During election periods, the importance of online political campaigning is increasingly clear. In the 2019 election, UK political parties together spent just under £9 million on Facebook and Google adverts. 

However, fake messages are very easily spread online and fears of echo chambers further polarising political issues are not unfounded. Isaac Levido was the architect of the successful 2019 Conservative Party campaign to elect Boris Johnson. He had previously led a right-wing political coalition in Australia to victory using Facebook to spread misinformation about a ‘Death Tax’. Parties are increasingly understanding the importance of effective online campaigning, and hiring experienced people or companies to help. 

In the lead up to the 2016 Brexit referendum, the Leave campaign hired consultancy firm Cambridge Analytica. The firm used data from millions of Facebook users to create highly-targeted online advertising in support of Brexit. This led the Information Commissioner’s Office’s (ICO)—an independent UK regulatory body—to charge Facebook its highest fine possible in light of this significant breach of data.

Former Cambridge Analytica employee Chris Wylie exposed the breach. He claimed that the adverts targeted people who were more vulnerable to disinformation and prone to conspiratorial thinking. He attributes the narrow victory of the Leave campaign to this strategy. 

Researchers have discussed the “hateful and divisive” themes of the Leave campaign, and how they were amplified by “social media echo chambers and filter bubbles”. As political campaigns move increasingly online, instead of opening up avenues for debate, there is a risk of creating increasingly polarised political spheres. 

Ofcom research in 2023 shows that most people in the UK receive the majority of their news via TV, online sources, and social media. Research suggests that the UK public has changed the way that they consume news, only scanning headlines and watching increasingly shorter clips. This could alter the types of stories that politicians put out to gain the attention of the public in the lead-up to elections.  

Current Conservative Party leader, and Prime Minister, Rishi Sunak (centre) walks alongside current Labour Party leader Keir Starmer (third from the left). The two will go head-to-head in this year’s election. (Image Credit: Jessica Taylor | Wikimedia Commons | CC BY 2.0 DEED)

During the recent Conservative Party conference in early October 2023, Prime Minister Rishi Sunak’s comments about transgender people received significant media attention. The emphasis that the party gave to the issue, a matter of ‘common sense’, suggests that in the run-up to the next election, similar topics could be used in pursuit of electoral gains. These topics can stoke “divisive, US-style “culture wars” in the UK.  

However, the lasting influence of the national newspapers shouldn’t be underestimated. Fewer people who voted to leave the EU obtained their news online. In 2016, the readership figures of pro-Brexit newspapers were four times higher than the readership of pro-Remain newspapers. Boris Johnson’s administration maintained a close relationship with the press and current Labour leader Keir Starmer has been reported as having ‘by no means rare’ contact with Murdoch. With many papers embracing their online presence, politicians may be understanding that the influence of these papers will likely persist. 

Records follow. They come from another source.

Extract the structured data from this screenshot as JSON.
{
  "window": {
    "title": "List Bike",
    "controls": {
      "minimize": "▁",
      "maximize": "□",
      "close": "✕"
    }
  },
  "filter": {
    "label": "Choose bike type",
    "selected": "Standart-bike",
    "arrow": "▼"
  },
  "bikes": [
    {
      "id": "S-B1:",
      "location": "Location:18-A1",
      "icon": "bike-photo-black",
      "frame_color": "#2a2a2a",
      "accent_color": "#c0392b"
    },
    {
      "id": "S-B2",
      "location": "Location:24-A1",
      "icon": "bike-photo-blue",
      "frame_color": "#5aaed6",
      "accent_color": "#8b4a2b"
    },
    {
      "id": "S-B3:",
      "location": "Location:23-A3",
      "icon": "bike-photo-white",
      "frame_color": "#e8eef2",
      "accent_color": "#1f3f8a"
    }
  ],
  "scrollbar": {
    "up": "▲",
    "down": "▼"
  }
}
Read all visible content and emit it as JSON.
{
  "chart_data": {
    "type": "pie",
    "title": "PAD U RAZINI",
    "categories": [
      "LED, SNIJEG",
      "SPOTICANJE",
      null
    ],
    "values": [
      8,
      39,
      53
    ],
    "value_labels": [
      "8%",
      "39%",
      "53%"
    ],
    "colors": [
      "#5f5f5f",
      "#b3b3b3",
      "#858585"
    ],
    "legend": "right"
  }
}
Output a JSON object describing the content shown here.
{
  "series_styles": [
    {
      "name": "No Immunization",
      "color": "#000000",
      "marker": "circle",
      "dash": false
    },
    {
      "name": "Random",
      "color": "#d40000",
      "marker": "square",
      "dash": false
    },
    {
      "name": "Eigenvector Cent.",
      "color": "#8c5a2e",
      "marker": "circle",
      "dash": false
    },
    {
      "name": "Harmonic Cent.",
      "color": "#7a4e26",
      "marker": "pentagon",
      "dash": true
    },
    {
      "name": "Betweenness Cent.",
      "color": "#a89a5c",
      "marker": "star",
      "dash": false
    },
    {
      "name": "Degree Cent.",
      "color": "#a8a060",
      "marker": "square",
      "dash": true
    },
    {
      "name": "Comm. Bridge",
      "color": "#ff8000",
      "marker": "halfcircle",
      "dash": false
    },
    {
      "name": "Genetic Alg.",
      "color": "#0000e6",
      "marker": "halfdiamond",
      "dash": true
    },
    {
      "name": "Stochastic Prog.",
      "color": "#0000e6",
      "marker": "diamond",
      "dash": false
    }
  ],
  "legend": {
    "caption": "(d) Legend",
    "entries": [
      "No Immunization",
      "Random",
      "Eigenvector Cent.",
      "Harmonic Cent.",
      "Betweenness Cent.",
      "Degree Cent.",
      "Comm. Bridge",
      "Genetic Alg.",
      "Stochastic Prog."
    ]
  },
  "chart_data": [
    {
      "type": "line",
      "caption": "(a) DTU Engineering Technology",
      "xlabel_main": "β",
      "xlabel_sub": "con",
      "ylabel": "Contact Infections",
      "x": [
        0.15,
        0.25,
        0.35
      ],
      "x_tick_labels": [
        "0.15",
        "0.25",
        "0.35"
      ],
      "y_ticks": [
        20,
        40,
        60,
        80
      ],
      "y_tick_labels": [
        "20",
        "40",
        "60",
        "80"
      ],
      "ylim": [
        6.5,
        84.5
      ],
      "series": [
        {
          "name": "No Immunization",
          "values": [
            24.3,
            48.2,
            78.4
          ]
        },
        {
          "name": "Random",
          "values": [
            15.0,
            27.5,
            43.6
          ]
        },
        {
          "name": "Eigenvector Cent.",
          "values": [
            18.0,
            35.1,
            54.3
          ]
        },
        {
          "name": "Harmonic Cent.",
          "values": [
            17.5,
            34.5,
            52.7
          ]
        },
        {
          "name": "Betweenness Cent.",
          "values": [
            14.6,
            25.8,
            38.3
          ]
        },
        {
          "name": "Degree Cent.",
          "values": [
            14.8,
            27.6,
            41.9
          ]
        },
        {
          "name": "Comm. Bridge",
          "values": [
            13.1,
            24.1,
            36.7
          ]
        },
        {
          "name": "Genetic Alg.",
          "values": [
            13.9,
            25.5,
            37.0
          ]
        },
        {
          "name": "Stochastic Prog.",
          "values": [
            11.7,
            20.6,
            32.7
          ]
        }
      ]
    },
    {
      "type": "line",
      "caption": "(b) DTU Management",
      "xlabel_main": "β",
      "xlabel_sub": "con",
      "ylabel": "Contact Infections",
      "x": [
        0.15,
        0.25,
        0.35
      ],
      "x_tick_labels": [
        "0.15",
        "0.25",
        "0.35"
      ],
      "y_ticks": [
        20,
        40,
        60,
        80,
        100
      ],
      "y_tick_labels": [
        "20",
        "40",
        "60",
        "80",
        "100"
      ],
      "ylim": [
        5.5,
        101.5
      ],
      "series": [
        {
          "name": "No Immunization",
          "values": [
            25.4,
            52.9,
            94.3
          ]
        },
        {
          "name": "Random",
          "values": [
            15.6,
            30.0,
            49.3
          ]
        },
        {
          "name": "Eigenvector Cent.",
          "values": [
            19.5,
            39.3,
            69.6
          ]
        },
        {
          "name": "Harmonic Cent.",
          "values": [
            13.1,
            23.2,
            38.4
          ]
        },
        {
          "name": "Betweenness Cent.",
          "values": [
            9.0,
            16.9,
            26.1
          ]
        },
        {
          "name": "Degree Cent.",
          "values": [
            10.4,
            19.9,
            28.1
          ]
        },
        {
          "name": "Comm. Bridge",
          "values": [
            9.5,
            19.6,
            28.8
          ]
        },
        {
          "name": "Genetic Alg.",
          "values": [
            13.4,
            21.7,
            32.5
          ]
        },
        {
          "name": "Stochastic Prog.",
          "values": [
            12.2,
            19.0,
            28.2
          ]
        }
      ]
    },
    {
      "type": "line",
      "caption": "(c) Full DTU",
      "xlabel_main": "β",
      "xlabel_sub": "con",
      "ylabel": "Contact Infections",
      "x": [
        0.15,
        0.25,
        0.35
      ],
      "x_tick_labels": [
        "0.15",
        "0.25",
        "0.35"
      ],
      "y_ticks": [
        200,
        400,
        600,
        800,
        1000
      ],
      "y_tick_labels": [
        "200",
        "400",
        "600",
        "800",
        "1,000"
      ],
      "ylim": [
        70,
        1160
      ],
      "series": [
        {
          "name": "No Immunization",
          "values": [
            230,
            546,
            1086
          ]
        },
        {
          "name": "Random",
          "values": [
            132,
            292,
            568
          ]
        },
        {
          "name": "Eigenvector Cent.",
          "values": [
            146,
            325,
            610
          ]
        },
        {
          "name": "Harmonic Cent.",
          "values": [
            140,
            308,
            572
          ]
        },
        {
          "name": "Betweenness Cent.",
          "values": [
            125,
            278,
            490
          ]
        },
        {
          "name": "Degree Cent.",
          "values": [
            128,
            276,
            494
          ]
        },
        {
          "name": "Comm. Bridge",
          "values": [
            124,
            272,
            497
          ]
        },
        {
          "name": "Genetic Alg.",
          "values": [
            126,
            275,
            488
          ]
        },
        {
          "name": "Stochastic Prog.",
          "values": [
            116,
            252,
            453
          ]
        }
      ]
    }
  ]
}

The UK will have a general election in 2024. This will be the first Prime Minister that the general public has elected in three Prime Ministers. This will be the first election without Rupert Murdoch as head of an influential newspaper group since the 1970s. This will be the election where online campaigning will count more than it ever has before. 

Commentators question how election campaign teams will navigate the new media landscape, one that is “structurally geared towards sensationalism and conflict”. The Brexit campaign was won with just a couple of central policies: immigration and NHS funding.

While parties are choosing their central policies for the upcoming election, they have much to consider: echo chambers, polarisation, and social media algorithms. But hopefully, adhering to the desires of powerful media executives will be considerably less important this time.